2 g of benzoic acid `(C_(6)H_(5)COOH)` dissolved in 25g of benzene shows a depression in freezing point equal to 1.62 K. Molal depression constant for benzene is 4.9 K kg `"mol"^(-1)`. What is the precentage association of acid if it forms dimer in solution ?

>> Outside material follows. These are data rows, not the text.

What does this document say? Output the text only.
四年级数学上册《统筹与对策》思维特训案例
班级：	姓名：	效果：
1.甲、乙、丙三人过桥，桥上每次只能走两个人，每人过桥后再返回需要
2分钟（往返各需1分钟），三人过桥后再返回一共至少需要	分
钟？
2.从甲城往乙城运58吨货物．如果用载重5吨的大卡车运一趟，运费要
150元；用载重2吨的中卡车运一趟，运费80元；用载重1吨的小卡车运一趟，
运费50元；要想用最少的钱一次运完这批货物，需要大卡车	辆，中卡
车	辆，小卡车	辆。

The given quantities are : `omega_(2) = 2 g , K_(f) = 4.9 " K kg mol"^(-1) , omega_(1) = 25 g `
`Å T_(f) =1 .62 K `
Substituting these values in equation (2.36) we get:
`M_(2) = (4.9 " kg mol"^(-1) xx 2 g xx 1000" g kg"^(-1))/(25 g xx 1.62 K ) = 241 . 98 " g mol"^(-1)`
Thus, experimental molar mass of benzoic acid in benzene is
` = 241 . 98 " g mol"^(-1)`
Now consider the following equilibrium for the acid:
` 2 C_(6)H_(5) COOH hArr (C_(6)H_(5)COOH)_(2)`
If x represents the degree of association of the solute then we would have (1 – x ) mol of benzoic acid left in unassociated form and correspondingly `x/2` as associated moles of benzoic acid at equilibrium Therefore, total number of moles of particles at equilibrium is:
` 1 - x + x/2 = 1 - x/2 `
Thus, total number of moles of particles at equilibrium equals van’t Hoff factor i.
But i = `("Normal molar mass ")/( "Abnormal molar mass ")`
` = (122 "g mol"^(-1))/(241 . 98 "g mol"^(-1))`
or `x/2 = 1 - 122/(241.98) = 1 - 0.504 = 0.496`
or ` x = 2 xx 0.496 = 0.992 `
Therefore, degree of association of benzoic acid in benzene is 99.2 %.